Concentration: Protein was concentrated to 4 mg/ml determined by UV absorbance at 280 nm using an extinction coefficient of 46410 M-1cm-1. 2mM PAR-4 peptide (NELNNNLPGGAPAAP) was added pior to crystallization.

Mass spec characterization: LC- ESI -MS TOF. Expected mass (after TEV cleavage): 24029 Da.

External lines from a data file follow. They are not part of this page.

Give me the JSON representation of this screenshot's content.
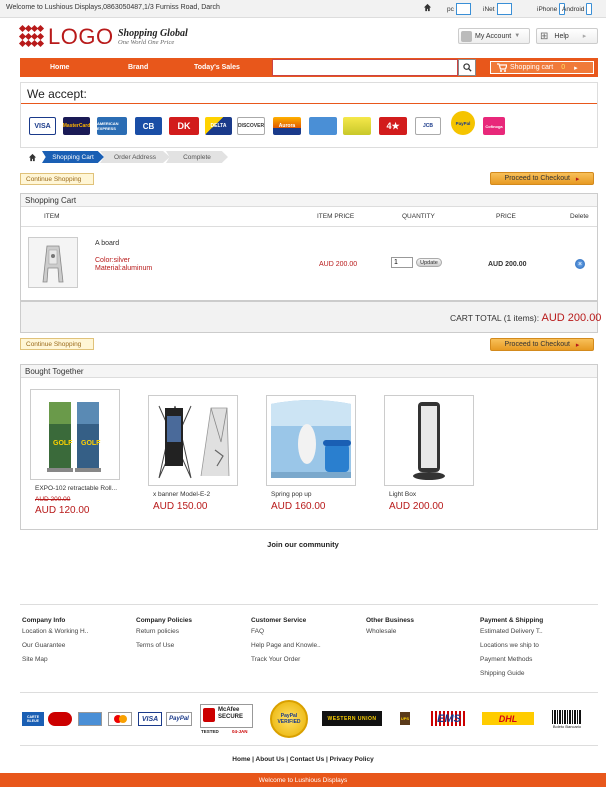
{
  "topbar": {
    "welcome": "Welcome to Lushious Displays,0863050487,1/3 Furniss Road, Darch",
    "devices": [
      "pc",
      "iNet",
      "iPhone",
      "Android"
    ]
  },
  "header": {
    "logo": "LOGO",
    "slogan_main": "Shopping Global",
    "slogan_sub": "One World One Price",
    "account": "My Account",
    "help": "Help"
  },
  "nav": {
    "items": [
      "Home",
      "Brand",
      "Today's Sales"
    ],
    "search_placeholder": "",
    "cart": "Shopping cart",
    "cart_count": "0"
  },
  "accept": {
    "title": "We accept:",
    "cards": [
      "VISA",
      "MasterCard",
      "AMERICAN EXPRESS",
      "CB",
      "DK",
      "DELTA",
      "DISCOVER",
      "Aurora",
      "",
      "",
      "4★",
      "JCB",
      "PayPal",
      "Cofinoga"
    ]
  },
  "steps": [
    "Shopping Cart",
    "Order Address",
    "Complete"
  ],
  "buttons": {
    "continue": "Continue Shopping",
    "checkout": "Proceed to Checkout"
  },
  "cart": {
    "title": "Shopping Cart",
    "columns": [
      "ITEM",
      "ITEM PRICE",
      "QUANTITY",
      "PRICE",
      "Delete"
    ],
    "item": {
      "name": "A board",
      "color": "Color:silver",
      "material": "Material:aluminum",
      "item_price": "AUD 200.00",
      "quantity": "1",
      "update": "Update",
      "price": "AUD 200.00"
    },
    "total_label": "CART TOTAL (1 items):",
    "total_value": "AUD 200.00"
  },
  "bought_together": {
    "title": "Bought Together",
    "items": [
      {
        "name": "EXPO-102 retractable Roll...",
        "old_price": "AUD 200.00",
        "price": "AUD 120.00"
      },
      {
        "name": "x banner Model-E-2",
        "old_price": "",
        "price": "AUD 150.00"
      },
      {
        "name": "Spring pop up",
        "old_price": "",
        "price": "AUD 160.00"
      },
      {
        "name": "Light Box",
        "old_price": "",
        "price": "AUD 200.00"
      }
    ]
  },
  "community": "Join our community",
  "footer": {
    "columns": [
      {
        "title": "Company Info",
        "items": [
          "Location & Working H..",
          "Our Guarantee",
          "Site Map"
        ]
      },
      {
        "title": "Company Policies",
        "items": [
          "Return policies",
          "Terms of Use"
        ]
      },
      {
        "title": "Customer Service",
        "items": [
          "FAQ",
          "Help Page and Knowle..",
          "Track Your Order"
        ]
      },
      {
        "title": "Other Business",
        "items": [
          "Wholesale"
        ]
      },
      {
        "title": "Payment & Shipping",
        "items": [
          "Estimated Delivery T..",
          "Locations we ship to",
          "Payment Methods",
          "Shipping Guide"
        ]
      }
    ],
    "logos": [
      "CARTE BLEUE",
      "",
      "",
      "",
      "VISA",
      "PayPal",
      "McAfee SECURE",
      "TESTED",
      "04-JAN",
      "PayPal VERIFIED",
      "WESTERN UNION",
      "UPS",
      "EMS",
      "DHL",
      "Boleto Bancario"
    ],
    "links": [
      "Home",
      "About Us",
      "Contact Us",
      "Privacy Policy"
    ],
    "bottom": "Welcome to Lushious Displays"
  }
}
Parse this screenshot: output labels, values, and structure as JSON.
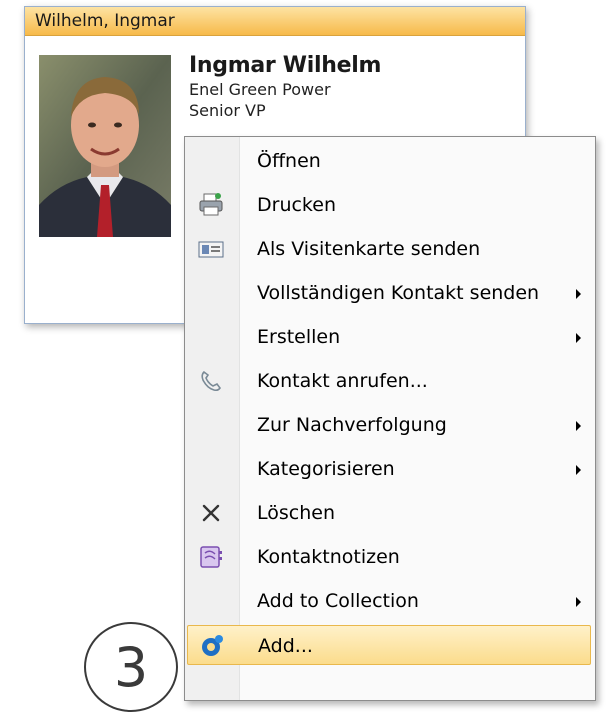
{
  "card": {
    "header_title": "Wilhelm, Ingmar",
    "name": "Ingmar Wilhelm",
    "company": "Enel Green Power",
    "job_title": "Senior VP"
  },
  "context_menu": {
    "items": [
      {
        "label": "Öffnen",
        "icon": "",
        "has_submenu": false
      },
      {
        "label": "Drucken",
        "icon": "printer-icon",
        "has_submenu": false
      },
      {
        "label": "Als Visitenkarte senden",
        "icon": "business-card-icon",
        "has_submenu": false
      },
      {
        "label": "Vollständigen Kontakt senden",
        "icon": "",
        "has_submenu": true
      },
      {
        "label": "Erstellen",
        "icon": "",
        "has_submenu": true
      },
      {
        "label": "Kontakt anrufen...",
        "icon": "phone-icon",
        "has_submenu": false
      },
      {
        "label": "Zur Nachverfolgung",
        "icon": "",
        "has_submenu": true
      },
      {
        "label": "Kategorisieren",
        "icon": "",
        "has_submenu": true
      },
      {
        "label": "Löschen",
        "icon": "delete-icon",
        "has_submenu": false
      },
      {
        "label": "Kontaktnotizen",
        "icon": "contact-notes-icon",
        "has_submenu": false
      },
      {
        "label": "Add to Collection",
        "icon": "",
        "has_submenu": true
      },
      {
        "label": "Add...",
        "icon": "outlook-add-icon",
        "has_submenu": false,
        "highlighted": true
      }
    ]
  },
  "step_marker": "3",
  "colors": {
    "header_gradient_top": "#fde3a3",
    "header_gradient_bottom": "#f7ba4a",
    "highlight_border": "#e9b84c",
    "card_border": "#9ab0cd"
  }
}
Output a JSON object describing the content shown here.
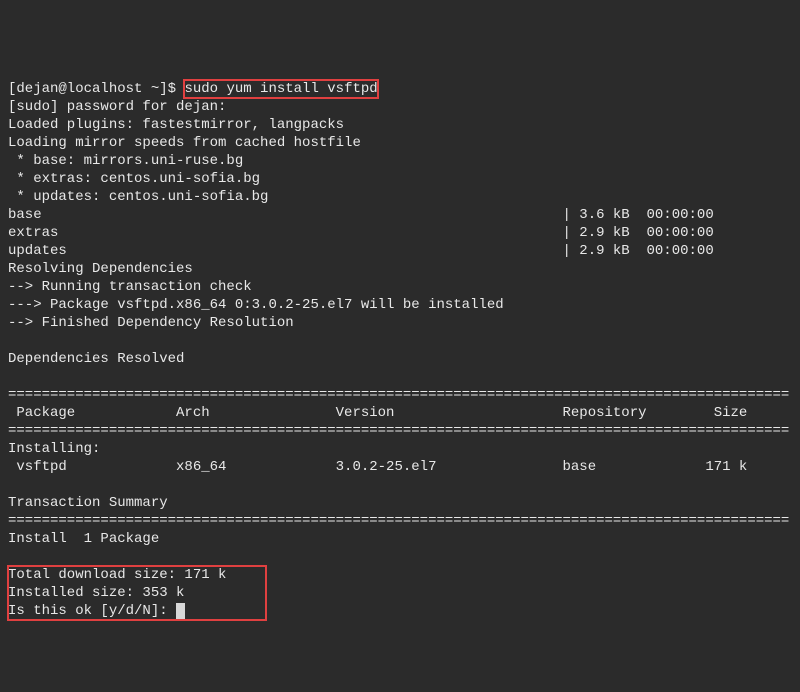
{
  "prompt": {
    "user_host": "[dejan@localhost ~]$ ",
    "command": "sudo yum install vsftpd"
  },
  "output": {
    "sudo_line": "[sudo] password for dejan:",
    "plugins": "Loaded plugins: fastestmirror, langpacks",
    "mirror_load": "Loading mirror speeds from cached hostfile",
    "mirror_base": " * base: mirrors.uni-ruse.bg",
    "mirror_extras": " * extras: centos.uni-sofia.bg",
    "mirror_updates": " * updates: centos.uni-sofia.bg",
    "repo_base": "base                                                              | 3.6 kB  00:00:00",
    "repo_extras": "extras                                                            | 2.9 kB  00:00:00",
    "repo_updates": "updates                                                           | 2.9 kB  00:00:00",
    "resolving": "Resolving Dependencies",
    "trans_check": "--> Running transaction check",
    "pkg_install": "---> Package vsftpd.x86_64 0:3.0.2-25.el7 will be installed",
    "finished": "--> Finished Dependency Resolution",
    "deps_resolved": "Dependencies Resolved",
    "ruler": "=============================================================================================",
    "table_header": " Package            Arch               Version                    Repository        Size",
    "installing": "Installing:",
    "pkg_row": " vsftpd             x86_64             3.0.2-25.el7               base             171 k",
    "trans_summary": "Transaction Summary",
    "install_count": "Install  1 Package",
    "dl_size": "Total download size: 171 k",
    "inst_size": "Installed size: 353 k",
    "confirm": "Is this ok [y/d/N]: "
  }
}
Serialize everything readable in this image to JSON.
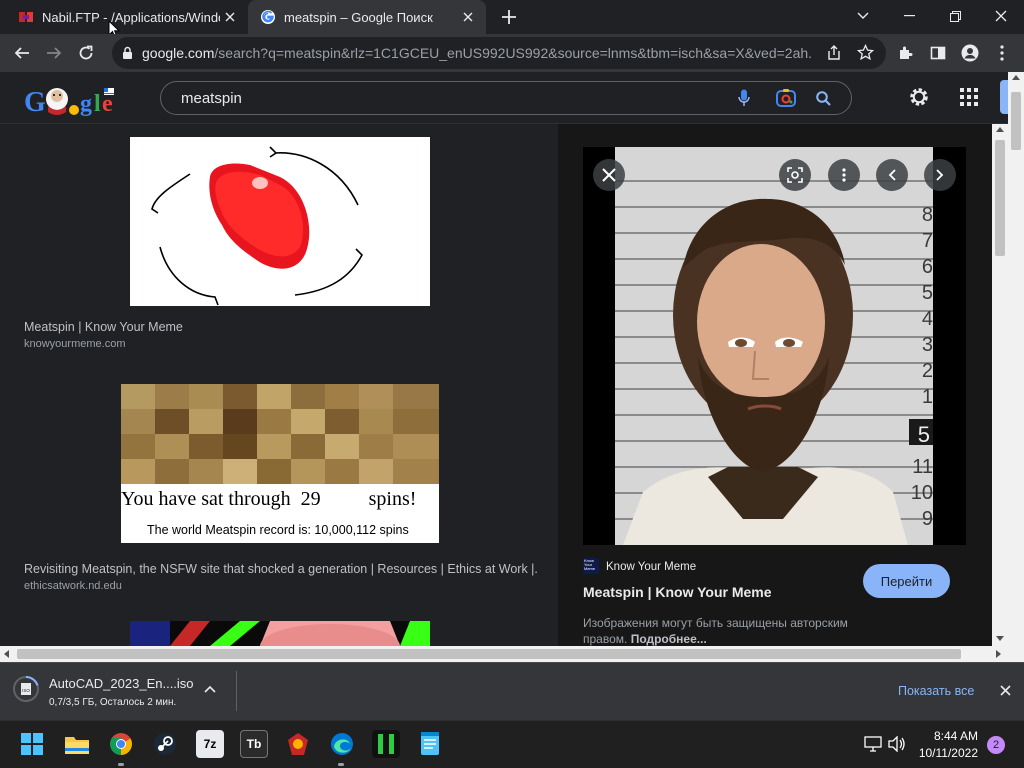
{
  "browser": {
    "tabs": [
      {
        "title": "Nabil.FTP - /Applications/Windows",
        "favicon": "ftp-icon"
      },
      {
        "title": "meatspin – Google Поиск",
        "favicon": "google-icon",
        "active": true
      }
    ],
    "url_host": "google.com",
    "url_rest": "/search?q=meatspin&rlz=1C1GCEU_enUS992US992&source=lnms&tbm=isch&sa=X&ved=2ah..."
  },
  "search": {
    "query": "meatspin"
  },
  "results": [
    {
      "title": "Meatspin | Know Your Meme",
      "source": "knowyourmeme.com"
    },
    {
      "title": "Revisiting Meatspin, the NSFW site that shocked a generation | Resources | Ethics at Work |...",
      "source": "ethicsatwork.nd.edu",
      "image_text_line1": "You have sat through",
      "image_text_count": "29",
      "image_text_suffix": "spins!",
      "image_text_line2": "The world Meatspin record is: 10,000,112 spins"
    }
  ],
  "panel": {
    "source_name": "Know Your Meme",
    "source_logo_text": "Know Your Meme",
    "title": "Meatspin | Know Your Meme",
    "visit_label": "Перейти",
    "copyright_text": "Изображения могут быть защищены авторским правом.",
    "copyright_more": "Подробнее...",
    "mugshot_height_marks": [
      "8",
      "7",
      "6",
      "5",
      "4",
      "3",
      "2",
      "1",
      "5",
      "11",
      "10",
      "9"
    ]
  },
  "download": {
    "filename": "AutoCAD_2023_En....iso",
    "progress_text": "0,7/3,5 ГБ, Осталось 2 мин.",
    "progress": 0.2,
    "file_icon_text": "ISO",
    "show_all_label": "Показать все"
  },
  "taskbar": {
    "time": "8:44 AM",
    "date": "10/11/2022",
    "notification_count": "2",
    "app_7z_label": "7z",
    "app_tb_label": "Tb"
  },
  "colors": {
    "accent": "#8ab4f8",
    "page_bg": "#202124",
    "panel_bg": "#171717"
  }
}
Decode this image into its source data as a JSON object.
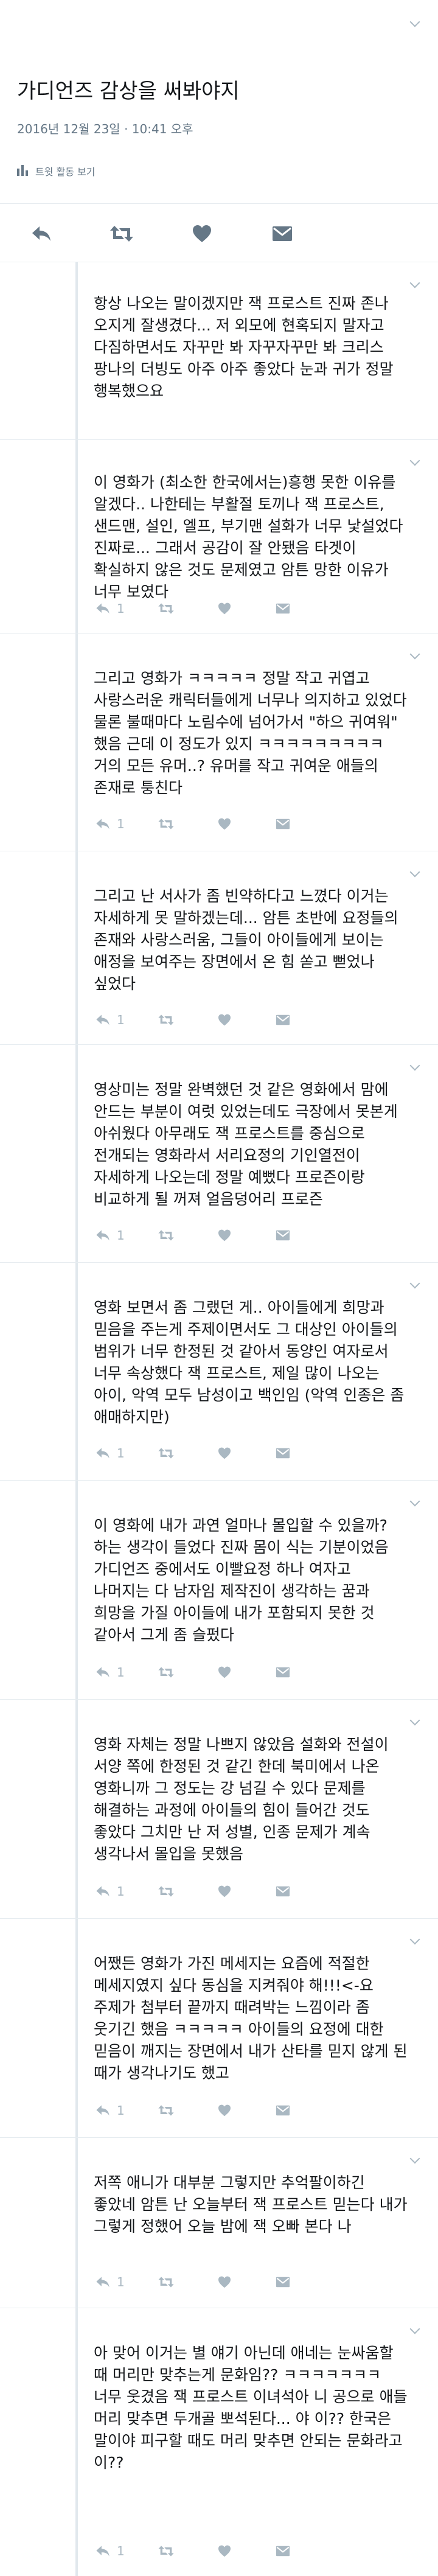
{
  "header": {
    "title": "가디언즈 감상을 써봐야지",
    "date": "2016년 12월 23일 · 10:41 오후",
    "activity_label": "트윗 활동 보기"
  },
  "action_bar": {
    "icons": [
      "reply-icon",
      "retweet-icon",
      "like-icon",
      "message-icon"
    ]
  },
  "tweets": [
    {
      "text": "항상 나오는 말이겠지만 잭 프로스트 진짜 존나 오지게 잘생겼다... 저 외모에 현혹되지 말자고 다짐하면서도 자꾸만 봐 자꾸자꾸만 봐 크리스 팡나의 더빙도 아주 아주 좋았다 눈과 귀가 정말 행복했으요",
      "reply_count": ""
    },
    {
      "text": "이 영화가 (최소한 한국에서는)흥행 못한 이유를 알겠다.. 나한테는 부활절 토끼나 잭 프로스트, 샌드맨, 설인, 엘프, 부기맨 설화가 너무 낯설었다 진짜로... 그래서 공감이 잘 안됐음 타겟이 확실하지 않은 것도 문제였고 암튼 망한 이유가 너무 보였다",
      "reply_count": "1"
    },
    {
      "text": "그리고 영화가 ㅋㅋㅋㅋㅋ 정말 작고 귀엽고 사랑스러운 캐릭터들에게 너무나 의지하고 있었다 물론 불때마다 노림수에 넘어가서 \"하으 귀여워\" 했음 근데 이 정도가 있지 ㅋㅋㅋㅋㅋㅋㅋㅋㅋ 거의 모든 유머..? 유머를 작고 귀여운 애들의 존재로 퉁친다",
      "reply_count": "1"
    },
    {
      "text": "그리고 난 서사가 좀 빈약하다고 느꼈다 이거는 자세하게 못 말하겠는데... 암튼 초반에 요정들의 존재와 사랑스러움, 그들이 아이들에게 보이는 애정을 보여주는 장면에서 온 힘 쏟고 뻗었나 싶었다",
      "reply_count": "1"
    },
    {
      "text": "영상미는 정말 완벽했던 것 같은 영화에서 맘에 안드는 부분이 여럿 있었는데도 극장에서 못본게 아쉬웠다 아무래도 잭 프로스트를 중심으로 전개되는 영화라서 서리요정의 기인열전이 자세하게 나오는데 정말 예뻤다 프로즌이랑 비교하게 될 꺼져 얼음덩어리 프로즌",
      "reply_count": "1"
    },
    {
      "text": "영화 보면서 좀 그랬던 게.. 아이들에게 희망과 믿음을 주는게 주제이면서도 그 대상인 아이들의 범위가 너무 한정된 것 같아서 동양인 여자로서 너무 속상했다 잭 프로스트, 제일 많이 나오는 아이, 악역 모두 남성이고 백인임 (악역 인종은 좀 애매하지만)",
      "reply_count": "1"
    },
    {
      "text": "이 영화에 내가 과연 얼마나 몰입할 수 있을까? 하는 생각이 들었다 진짜 몸이 식는 기분이었음 가디언즈 중에서도 이빨요정 하나 여자고 나머지는 다 남자임 제작진이 생각하는 꿈과 희망을 가질 아이들에 내가 포함되지 못한 것 같아서 그게 좀 슬펐다",
      "reply_count": "1"
    },
    {
      "text": "영화 자체는 정말 나쁘지 않았음 설화와 전설이 서양 쪽에 한정된 것 같긴 한데 북미에서 나온 영화니까 그 정도는 강 넘길 수 있다 문제를 해결하는 과정에 아이들의 힘이 들어간 것도 좋았다 그치만 난 저 성별, 인종 문제가 계속 생각나서 몰입을 못했음",
      "reply_count": "1"
    },
    {
      "text": "어쨌든 영화가 가진 메세지는 요즘에 적절한 메세지였지 싶다 동심을 지켜줘야 해!!!<-요 주제가 첨부터 끝까지 때려박는 느낌이라 좀 웃기긴 했음 ㅋㅋㅋㅋㅋ 아이들의 요정에 대한 믿음이 깨지는 장면에서 내가 산타를 믿지 않게 된 때가 생각나기도 했고",
      "reply_count": "1"
    },
    {
      "text": "저쪽 애니가 대부분 그렇지만 추억팔이하긴 좋았네 암튼 난 오늘부터 잭 프로스트 믿는다 내가 그렇게 정했어 오늘 밤에 잭 오빠 본다 나",
      "reply_count": "1"
    },
    {
      "text": "아 맞어 이거는 별 얘기 아닌데 애네는 눈싸움할 때 머리만 맞추는게 문화임?? ㅋㅋㅋㅋㅋㅋㅋ 너무 웃겼음 잭 프로스트 이녀석아 니 공으로 애들 머리 맞추면 두개골 뽀석된다... 야 이?? 한국은 말이야 피구할 때도 머리 맞추면 안되는 문화라고 이??",
      "reply_count": "1"
    }
  ]
}
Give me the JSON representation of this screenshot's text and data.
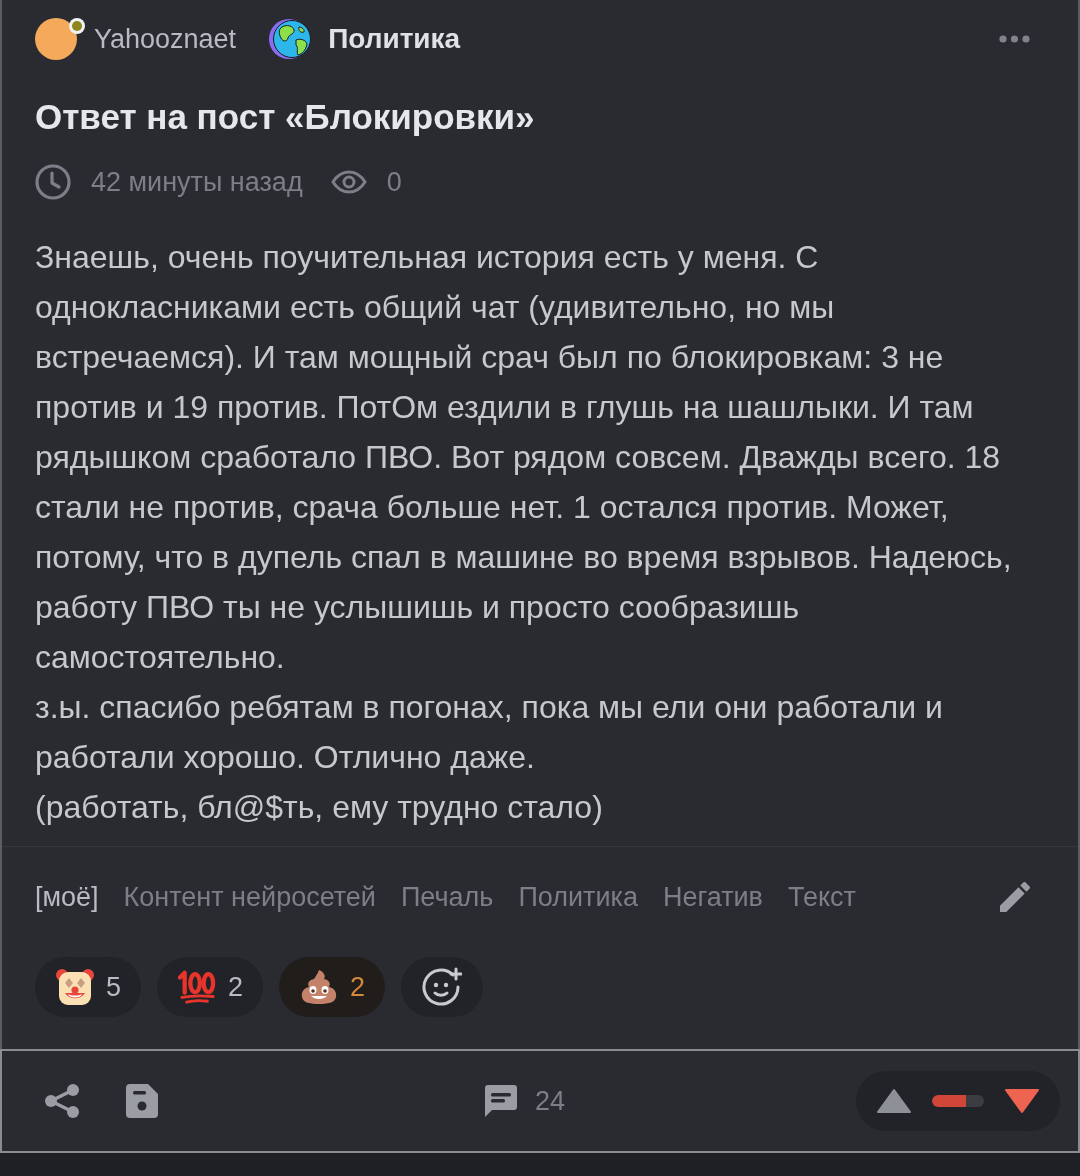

The expected mass was observed.

Crystallization: Crystals were obtained using the vapour diffusion method by mixing 75nl of the concentrated protein (4 mg/ml) with 75nl of a well solution containing the following components: 0.2M LiSO4, 0.1M BisTris pH 5.5, 20% PEG 3350. Crystallization experiments were setup at 4°C.

Data Collection: Crystals were cryo-protected using the well solution supplemented with an additional 25% ethylene glycol and flash frozen in liquid nitrogen. Diffraction data were collected from a single crystal on a Rigaku FR-E SuperBright at a single wavelength of 1.5Å. The structure was solved by molecular replacement and refined to 1.79 Å.